一方、資産形成は、自身の経済状況やライフデザインに合わせて、貯蓄や投資の配分・方法を柔軟に選択し、必要に応じてその方針を見直すべきものである。
当社の調査では、ライフデザインができていて、さらに投資をしている人において、家計と資産への満足度が最も高かった。
今後、ライフステージの変化に応じて金融商品の追加や見直しを図るためにも、ライフデザインを立て「いつまでに何の資金が必要なのか」を明確にすることが第一歩となる。
2点目は、社会を育てる投資である。
日本証券業協会の「個人投資家の証券投資に関する意識調査」(2024年10月)によると、20代~30代の個人投資家でESG投資を知っている人は47.3%、うち実際に投資したことがある人は8%であった。
投資家以外も含めると、認知度はさらに下がるだろう。
一般的に、Z世代は社会貢献意識が高いといわれており、ESG投資との親和性は高いと考えられる。
ESG投資に限らず、未来社会に役に立つ取り組みを行っている企業を、投資という形で支援する、自分の手元資金とともに社会を育てる、といった考え方を広めていくことが、今後の資産形成と持続可能な社会の発展に寄与するだろう。
3点目は、魅力ある国内企業の創出である。2001年に「貯蓄から投資へ」が政府の方針として初めて打ち出された際、その主な狙いは成長分野への投資資金を拡大し、リスクマネーの供給を促進することであった。
現在は、個人の資産形成の側面が強調されているが、従来の目的も我が国の経済発展にとって依然として重要である。
今後、若者において昇給などにより余剰資金が増えた際に、国内企業はその資金を呼び込む必要がある。
そのためには、企業は、成長性に期待ができる魅力的な事業を立ち上げ、投資をしたいと思ってもらえるように努めるべきであろう。
また、わかりやすい情報発信や媒体の多様化など、IR(インベスター・リレーションズ)を工夫し、若者向けのアプローチが求められる。
さらに、株式投資は投資信託よりもリスクが高い傾向にあるため、どの程度の資金で始めるべきかや、投資先の選び方などを理解するために、より充実した金融経済教育が必要であろう。
長らく日本では、人前でお金のことを話すことはタブー視される傾向があり、お金儲けに否定的なイメージも根強かった。
こうした感覚が、金融教育や金融リテラシーの向上を遅らせたとの見方もある。
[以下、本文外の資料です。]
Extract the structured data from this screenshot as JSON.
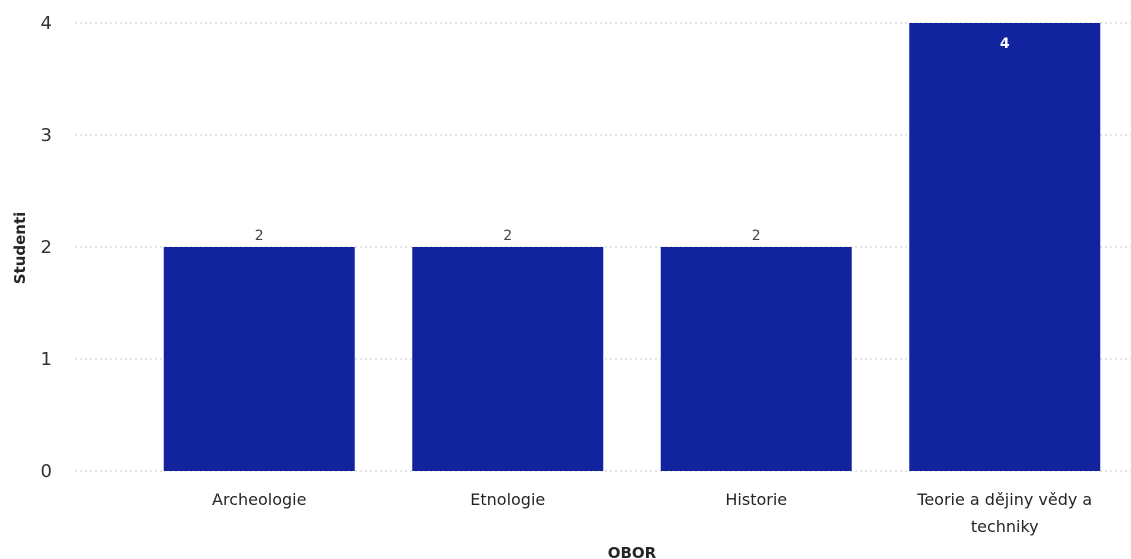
{
  "chart_data": {
    "type": "bar",
    "categories": [
      "Archeologie",
      "Etnologie",
      "Historie",
      "Teorie a dějiny vědy a techniky"
    ],
    "category_label_lines": [
      [
        "Archeologie"
      ],
      [
        "Etnologie"
      ],
      [
        "Historie"
      ],
      [
        "Teorie a dějiny vědy a",
        "techniky"
      ]
    ],
    "values": [
      2,
      2,
      2,
      4
    ],
    "data_labels": [
      "2",
      "2",
      "2",
      "4"
    ],
    "y_ticks": [
      "0",
      "1",
      "2",
      "3",
      "4"
    ],
    "xlabel": "OBOR",
    "ylabel": "Studenti",
    "ylim": [
      0,
      4
    ],
    "grid": true,
    "bar_color": "#12239e"
  }
}
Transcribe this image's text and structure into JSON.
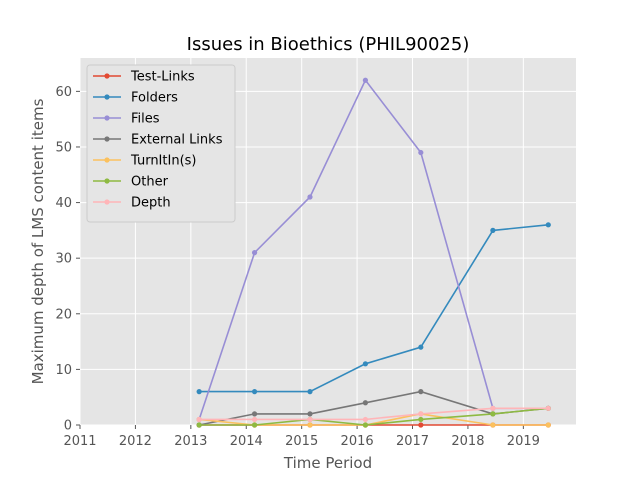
{
  "chart_data": {
    "type": "line",
    "title": "Issues in Bioethics (PHIL90025)",
    "xlabel": "Time Period",
    "ylabel": "Maximum depth of LMS content items",
    "xlim": [
      2011.0,
      2019.95
    ],
    "ylim": [
      0,
      66
    ],
    "xticks": [
      "2011",
      "2012",
      "2013",
      "2014",
      "2015",
      "2016",
      "2017",
      "2018",
      "2019"
    ],
    "yticks": [
      0,
      10,
      20,
      30,
      40,
      50,
      60
    ],
    "grid": true,
    "legend_position": "upper-left",
    "x": [
      2013.15,
      2014.15,
      2015.15,
      2016.15,
      2017.15,
      2018.45,
      2019.45
    ],
    "series": [
      {
        "name": "Test-Links",
        "color": "#e24a33",
        "values": [
          0,
          0,
          0,
          0,
          0,
          0,
          0
        ]
      },
      {
        "name": "Folders",
        "color": "#348abd",
        "values": [
          6,
          6,
          6,
          11,
          14,
          35,
          36
        ]
      },
      {
        "name": "Files",
        "color": "#988ed5",
        "values": [
          1,
          31,
          41,
          62,
          49,
          3,
          3
        ]
      },
      {
        "name": "External Links",
        "color": "#777777",
        "values": [
          0,
          2,
          2,
          4,
          6,
          2,
          3
        ]
      },
      {
        "name": "TurnItIn(s)",
        "color": "#fbc15e",
        "values": [
          1,
          0,
          0,
          0,
          2,
          0,
          0
        ]
      },
      {
        "name": "Other",
        "color": "#8eba42",
        "values": [
          0,
          0,
          1,
          0,
          1,
          2,
          3
        ]
      },
      {
        "name": "Depth",
        "color": "#ffb5b8",
        "values": [
          1,
          1,
          1,
          1,
          2,
          3,
          3
        ]
      }
    ]
  }
}
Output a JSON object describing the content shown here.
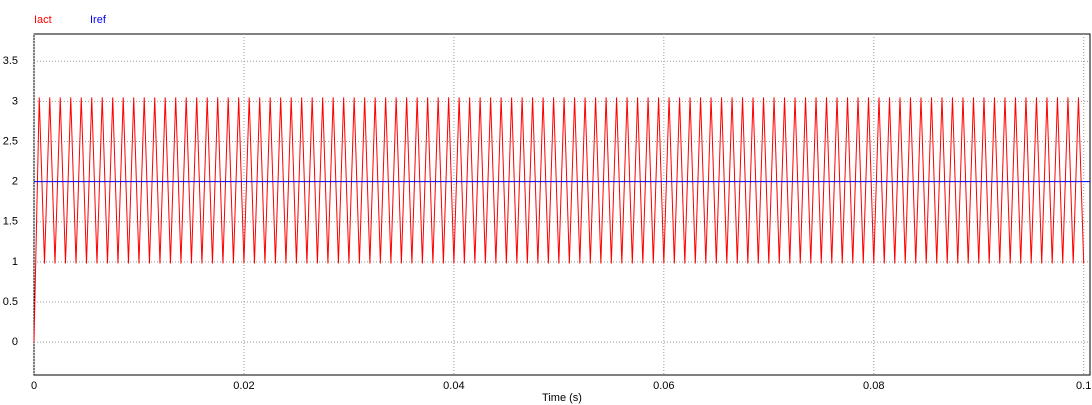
{
  "chart_data": {
    "type": "line",
    "xlabel": "Time (s)",
    "xlim": [
      0,
      0.1006
    ],
    "ylim": [
      -0.41,
      3.84
    ],
    "xticks": [
      0,
      0.02,
      0.04,
      0.06,
      0.08,
      0.1
    ],
    "yticks": [
      0,
      0.5,
      1,
      1.5,
      2,
      2.5,
      3,
      3.5
    ],
    "grid": true,
    "legend": "top-left",
    "series": [
      {
        "name": "Iact",
        "color": "#ff0000",
        "x": [
          0,
          0.0005,
          0.001,
          0.0015,
          0.002,
          0.0025,
          0.003,
          0.0035,
          0.004,
          0.0045,
          0.005,
          0.0055,
          0.006,
          0.0065,
          0.007,
          0.0075,
          0.008,
          0.0085,
          0.009,
          0.0095,
          0.01,
          0.0105,
          0.011,
          0.0115,
          0.012,
          0.0125,
          0.013,
          0.0135,
          0.014,
          0.0145,
          0.015,
          0.0155,
          0.016,
          0.0165,
          0.017,
          0.0175,
          0.018,
          0.0185,
          0.019,
          0.0195,
          0.02,
          0.0205,
          0.021,
          0.0215,
          0.022,
          0.0225,
          0.023,
          0.0235,
          0.024,
          0.0245,
          0.025,
          0.0255,
          0.026,
          0.0265,
          0.027,
          0.0275,
          0.028,
          0.0285,
          0.029,
          0.0295,
          0.03,
          0.0305,
          0.031,
          0.0315,
          0.032,
          0.0325,
          0.033,
          0.0335,
          0.034,
          0.0345,
          0.035,
          0.0355,
          0.036,
          0.0365,
          0.037,
          0.0375,
          0.038,
          0.0385,
          0.039,
          0.0395,
          0.04,
          0.0405,
          0.041,
          0.0415,
          0.042,
          0.0425,
          0.043,
          0.0435,
          0.044,
          0.0445,
          0.045,
          0.0455,
          0.046,
          0.0465,
          0.047,
          0.0475,
          0.048,
          0.0485,
          0.049,
          0.0495,
          0.05,
          0.0505,
          0.051,
          0.0515,
          0.052,
          0.0525,
          0.053,
          0.0535,
          0.054,
          0.0545,
          0.055,
          0.0555,
          0.056,
          0.0565,
          0.057,
          0.0575,
          0.058,
          0.0585,
          0.059,
          0.0595,
          0.06,
          0.0605,
          0.061,
          0.0615,
          0.062,
          0.0625,
          0.063,
          0.0635,
          0.064,
          0.0645,
          0.065,
          0.0655,
          0.066,
          0.0665,
          0.067,
          0.0675,
          0.068,
          0.0685,
          0.069,
          0.0695,
          0.07,
          0.0705,
          0.071,
          0.0715,
          0.072,
          0.0725,
          0.073,
          0.0735,
          0.074,
          0.0745,
          0.075,
          0.0755,
          0.076,
          0.0765,
          0.077,
          0.0775,
          0.078,
          0.0785,
          0.079,
          0.0795,
          0.08,
          0.0805,
          0.081,
          0.0815,
          0.082,
          0.0825,
          0.083,
          0.0835,
          0.084,
          0.0845,
          0.085,
          0.0855,
          0.086,
          0.0865,
          0.087,
          0.0875,
          0.088,
          0.0885,
          0.089,
          0.0895,
          0.09,
          0.0905,
          0.091,
          0.0915,
          0.092,
          0.0925,
          0.093,
          0.0935,
          0.094,
          0.0945,
          0.095,
          0.0955,
          0.096,
          0.0965,
          0.097,
          0.0975,
          0.098,
          0.0985,
          0.099,
          0.0995,
          0.1
        ],
        "values": [
          0,
          3.05,
          0.98,
          3.05,
          0.98,
          3.05,
          0.98,
          3.05,
          0.98,
          3.05,
          0.98,
          3.05,
          0.98,
          3.05,
          0.98,
          3.05,
          0.98,
          3.05,
          0.98,
          3.05,
          0.98,
          3.05,
          0.98,
          3.05,
          0.98,
          3.05,
          0.98,
          3.05,
          0.98,
          3.05,
          0.98,
          3.05,
          0.98,
          3.05,
          0.98,
          3.05,
          0.98,
          3.05,
          0.98,
          3.05,
          0.98,
          3.05,
          0.98,
          3.05,
          0.98,
          3.05,
          0.98,
          3.05,
          0.98,
          3.05,
          0.98,
          3.05,
          0.98,
          3.05,
          0.98,
          3.05,
          0.98,
          3.05,
          0.98,
          3.05,
          0.98,
          3.05,
          0.98,
          3.05,
          0.98,
          3.05,
          0.98,
          3.05,
          0.98,
          3.05,
          0.98,
          3.05,
          0.98,
          3.05,
          0.98,
          3.05,
          0.98,
          3.05,
          0.98,
          3.05,
          0.98,
          3.05,
          0.98,
          3.05,
          0.98,
          3.05,
          0.98,
          3.05,
          0.98,
          3.05,
          0.98,
          3.05,
          0.98,
          3.05,
          0.98,
          3.05,
          0.98,
          3.05,
          0.98,
          3.05,
          0.98,
          3.05,
          0.98,
          3.05,
          0.98,
          3.05,
          0.98,
          3.05,
          0.98,
          3.05,
          0.98,
          3.05,
          0.98,
          3.05,
          0.98,
          3.05,
          0.98,
          3.05,
          0.98,
          3.05,
          0.98,
          3.05,
          0.98,
          3.05,
          0.98,
          3.05,
          0.98,
          3.05,
          0.98,
          3.05,
          0.98,
          3.05,
          0.98,
          3.05,
          0.98,
          3.05,
          0.98,
          3.05,
          0.98,
          3.05,
          0.98,
          3.05,
          0.98,
          3.05,
          0.98,
          3.05,
          0.98,
          3.05,
          0.98,
          3.05,
          0.98,
          3.05,
          0.98,
          3.05,
          0.98,
          3.05,
          0.98,
          3.05,
          0.98,
          3.05,
          0.98,
          3.05,
          0.98,
          3.05,
          0.98,
          3.05,
          0.98,
          3.05,
          0.98,
          3.05,
          0.98,
          3.05,
          0.98,
          3.05,
          0.98,
          3.05,
          0.98,
          3.05,
          0.98,
          3.05,
          0.98,
          3.05,
          0.98,
          3.05,
          0.98,
          3.05,
          0.98,
          3.05,
          0.98,
          3.05,
          0.98,
          3.05,
          0.98,
          3.05,
          0.98,
          3.05,
          0.98,
          3.05,
          0.98,
          3.05,
          0.98
        ]
      },
      {
        "name": "Iref",
        "color": "#0000ff",
        "x": [
          0,
          0.1006
        ],
        "values": [
          2,
          2
        ]
      }
    ]
  }
}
新NISAの広がりにより、「NISAやってる?」をきっかけに、同僚や友人とお金の話がしやすくなったように思う。
もちろん、詐欺や誤情報には注意が必要であるが、お金について話す場が増えることは、自身の知識や考えを整理する機会にもなり、望ましいことである。
制度開始から1年半経った新NISAの功績の一つは、これまで敬遠されがちだったお金の話を身近なものにしたことではないだろうか。
一過性のブームに終わらせず、持続的な資産形成や経済発展に向けた基盤づくりが進むことを期待する。